ARTISTA
Los dioses y los hombres. Disolución del límite en la obra de Vidal Bedoya
Por Vania Portugal Larco
Estoy en medio de los cuadros del taller del pintor –los hay de diversas etapas, incluso para mi suerte una marina, como una breve reliquia de sus comienzos paisajísticos, de sus épocas militantemente figurativas– y pongo énfasis en lo que para el propio Vidal Bedoya constituía un asunto de convicción personal: el arte no podía ser el resultado de un atajo metodológico, de un salto de garrocha respecto de los aspectos formales. Ese autoexigente temor al abuso de un lenguaje conceptual, sin remitirse a un sedimento de materia que le diera solvencia a las formas, le llevó por las sendas de la exploración dentro de parámetros de sumo rigor académico.

- Antiguos dioses, 2008
- Óleo a la cera sobre lienzo. 140 x 140 cm
Conversamos y los temas fueron alternándose de manera desordenada pero coherente, como en una rapsodia. Un hito fundacional de este lenguaje propio, en el cual Vidal Bedoya se siente holgado y vivo, fue el encuentro con la obra del peruano Antonio Máro. Cuando uno tropieza con obra como esa, de pronto encuentra certeza (y no acerca de cómo debe ser o no el arte, sino acerca del vehículo que puede ser la expresión del pintor). Viene en este momento a mi mente el origen circunstancial de la palabra metáfora –transporte–.
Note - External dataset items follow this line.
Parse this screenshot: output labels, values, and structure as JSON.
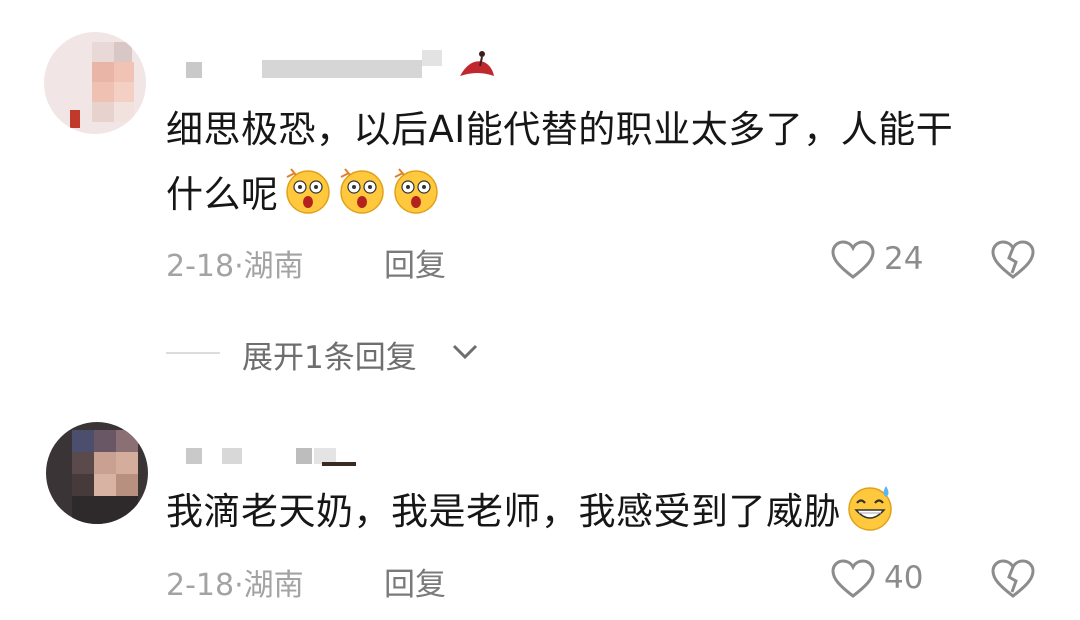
{
  "comments": [
    {
      "text_line1": "细思极恐，以后AI能代替的职业太多了，人能干",
      "text_line2": "什么呢",
      "emojis": [
        "shocked-face-icon",
        "shocked-face-icon",
        "shocked-face-icon"
      ],
      "date": "2-18",
      "location": "湖南",
      "reply_label": "回复",
      "likes": "24"
    },
    {
      "text_line1": "我滴老天奶，我是老师，我感受到了威胁",
      "emojis": [
        "grinning-sweat-face-icon"
      ],
      "date": "2-18",
      "location": "湖南",
      "reply_label": "回复",
      "likes": "40"
    }
  ],
  "expand": {
    "label": "展开1条回复"
  },
  "meta_separator": "·",
  "colors": {
    "text": "#161616",
    "meta": "#a3a3a3",
    "icon_stroke": "#8c8c8c",
    "emoji_yellow": "#ffc83d"
  }
}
Me muestra unos apuntes realizados en Canadá: sus dibujos son limpios y volumétricos. Me comenta que cuando era estudiante en la ENSABAP, sus maestros leían en su dibujo el destino del escultor.
Hablamos, por supuesto, de la hoja de coca, del origen –circunstancial también, casi pedestre– que dio lugar a la serie Hoja mítica que viajó a Bruselas y le dejó un resabio vinculante con una tradición que, siendo un hombre citadino, le hizo descubrirse latinoamericano, además de pintor. Hablamos del color rojo, hablamos de su fascinación por las historias del mundo andino y los trances chamánicos que tanto excitaron su imaginación siendo muy joven, hablamos de su salud quebradiza que le forzó a no cometer los excesos que sí aventura en su trabajo pictórico. El cine y el teatro fueron también espacios de expresión que le llevaron a encontrarse con su pintura siempre de nuevas maneras: el oficio de pintor parecía una vida más bien secreta de este personaje que no se mostraba en nada transgresivo, y que asolapaba en el gesto de reserva una cierta timidez. La pintura de Vidal Bedoya ha conseguido, como el propio pintor, una vida independiente de cualquier tema deliberado. Es así que el tránsito de un academicismo riguroso al mero reino de la expresión, con sumo cuidado, casi con escrúpulos formales, se ha definido progresivamente como una depuración de su propio discurso pictórico para ofrecernos, hoy por hoy, el hallazgo de un estilo propio y contundente.